The syntax is simple, doesn't breaks C++11 code and seems to solve most
of the problems of the PO.

The addition that if one case is a break case all the cases must be
break cases and that the default case must be the last one would ensure
the coherence and easy to learn I think we are locking for.

Vicente

[Nevin Liber]

On 25 November 2012 15:11, Vicente J. Botet Escriba <vicent...@wanadoo.fr> wrote:

The syntax is simple, doesn't breaks C++11 code and seems to solve most of the problems of the PO.

The addition that if one case is a break case all the cases must be break cases and that the default case must be the last one would ensure the coherence and easy to learn I think we are locking for.

But are we looking for it?  After almost three weeks, response has been lukewarm at best.  While at this point I wouldn't vote against this, adding a slightly better than C C-ism (after all, switch still doesn't work with user defined types) isn't much bang for the buck.  Is there someone volunteering to write the paper and present it at Bristol in April?
--
 Nevin ":-)" Liber  <mailto:ne...@eviloverlord.com>  (847) 691-1404

[ri...@longbowgames.com]

Well, let's summarize.
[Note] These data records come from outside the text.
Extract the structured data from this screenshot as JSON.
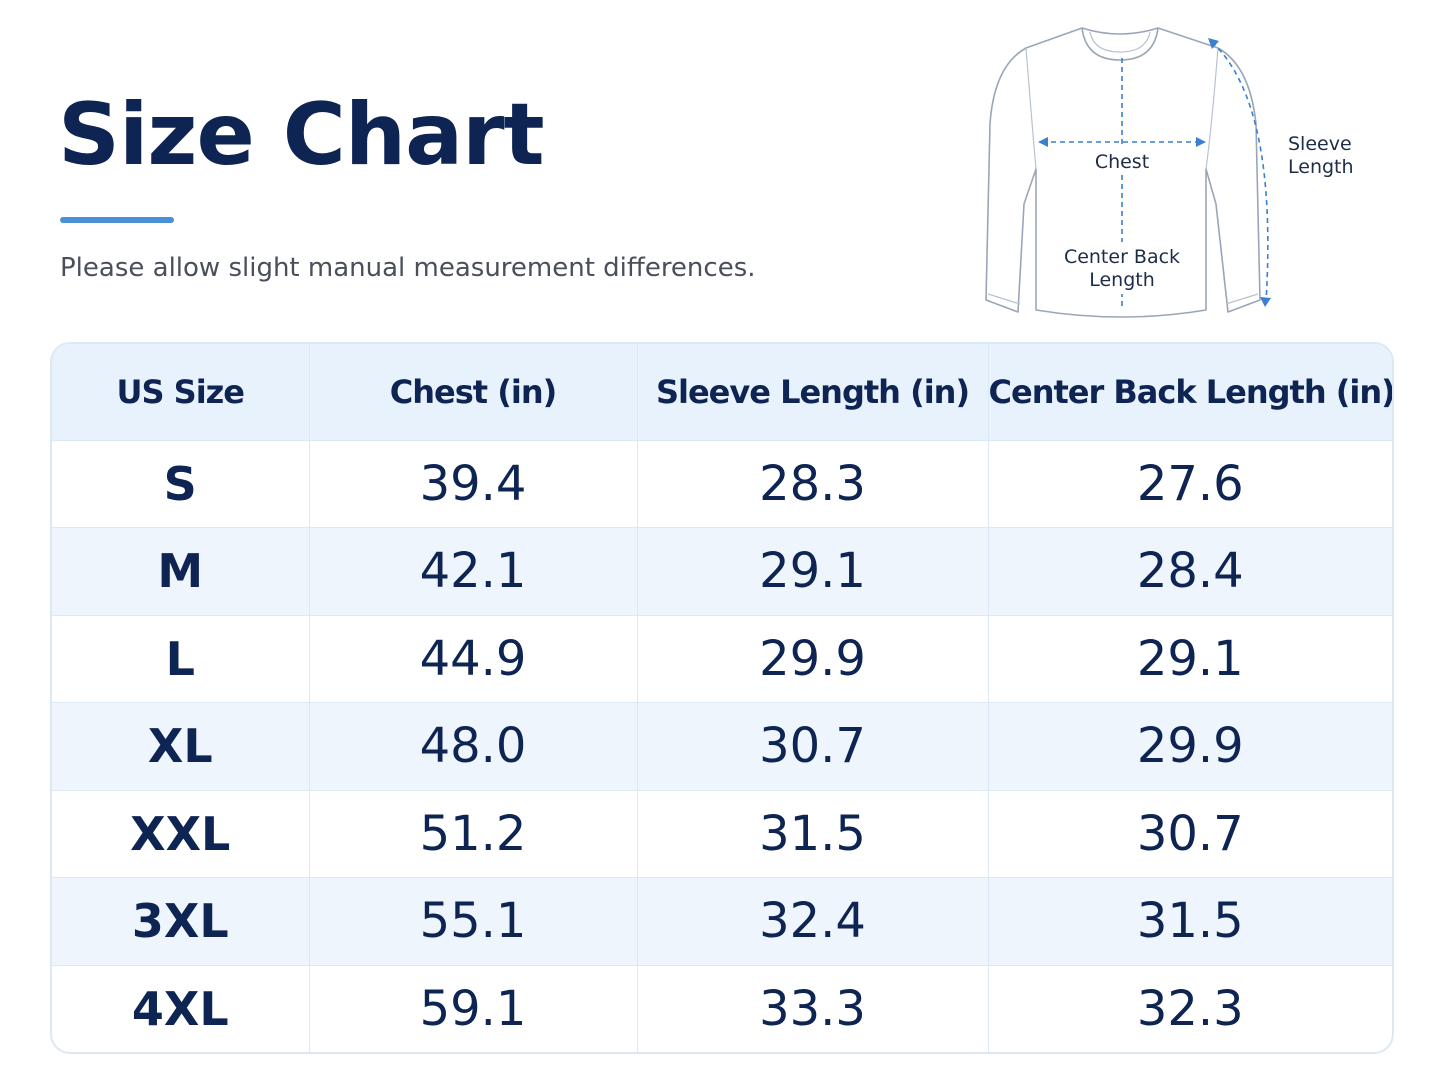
{
  "header": {
    "title": "Size Chart",
    "subtitle": "Please allow slight manual measurement differences."
  },
  "diagram": {
    "chest_label": "Chest",
    "back_label_line1": "Center Back",
    "back_label_line2": "Length",
    "sleeve_label_line1": "Sleeve",
    "sleeve_label_line2": "Length",
    "icon": "long-sleeve-shirt-icon"
  },
  "table": {
    "headers": [
      "US Size",
      "Chest (in)",
      "Sleeve Length (in)",
      "Center Back Length (in)"
    ],
    "rows": [
      [
        "S",
        "39.4",
        "28.3",
        "27.6"
      ],
      [
        "M",
        "42.1",
        "29.1",
        "28.4"
      ],
      [
        "L",
        "44.9",
        "29.9",
        "29.1"
      ],
      [
        "XL",
        "48.0",
        "30.7",
        "29.9"
      ],
      [
        "XXL",
        "51.2",
        "31.5",
        "30.7"
      ],
      [
        "3XL",
        "55.1",
        "32.4",
        "31.5"
      ],
      [
        "4XL",
        "59.1",
        "33.3",
        "32.3"
      ]
    ]
  },
  "colors": {
    "accent": "#4a90d9",
    "heading": "#0e2452",
    "header_bg": "#e8f2fc",
    "alt_row_bg": "#eef5fd",
    "border": "#dce8f5",
    "dimension_line": "#3a7fd0"
  }
}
There's two ideas under discussion here.

The more conservative idea is to design a way to explicitly fallthrough (something like Clang's [[clang:fallthrough]] or C#'s goto case) and give compilers the flexibility to issue warnings when the user invokes implicit fallthrough.

The more radical idea is to design a new switch statement from first-principles that has implicit break.

Although I enjoy discussing radical ideas, this one has a lot going against it. The only real positive is that you don't have to repeat break; at the end of each case. On the negative side, users who come from languages with a C-inspired switch statement have to learn a new kind of switch statement, users who are new to programming have to learn two kinds of switch statements, and users could accidentally invoke the wrong kind of switch statement. That's a fairly large price to pay for making your case statements six characters shorter.

The conservative idea, on the other hand, is a very small price to pay for catching real errors, and having those warnings reported by the compiler would certainly make the language easier to teach.

Certainly if we were going to design a new kind of switch statement, it would be a wasted opportunity if it didn't support user-defined types (perhaps with a constexpr operator<), although I'm not convinced that couldn't be supported with the existing syntax.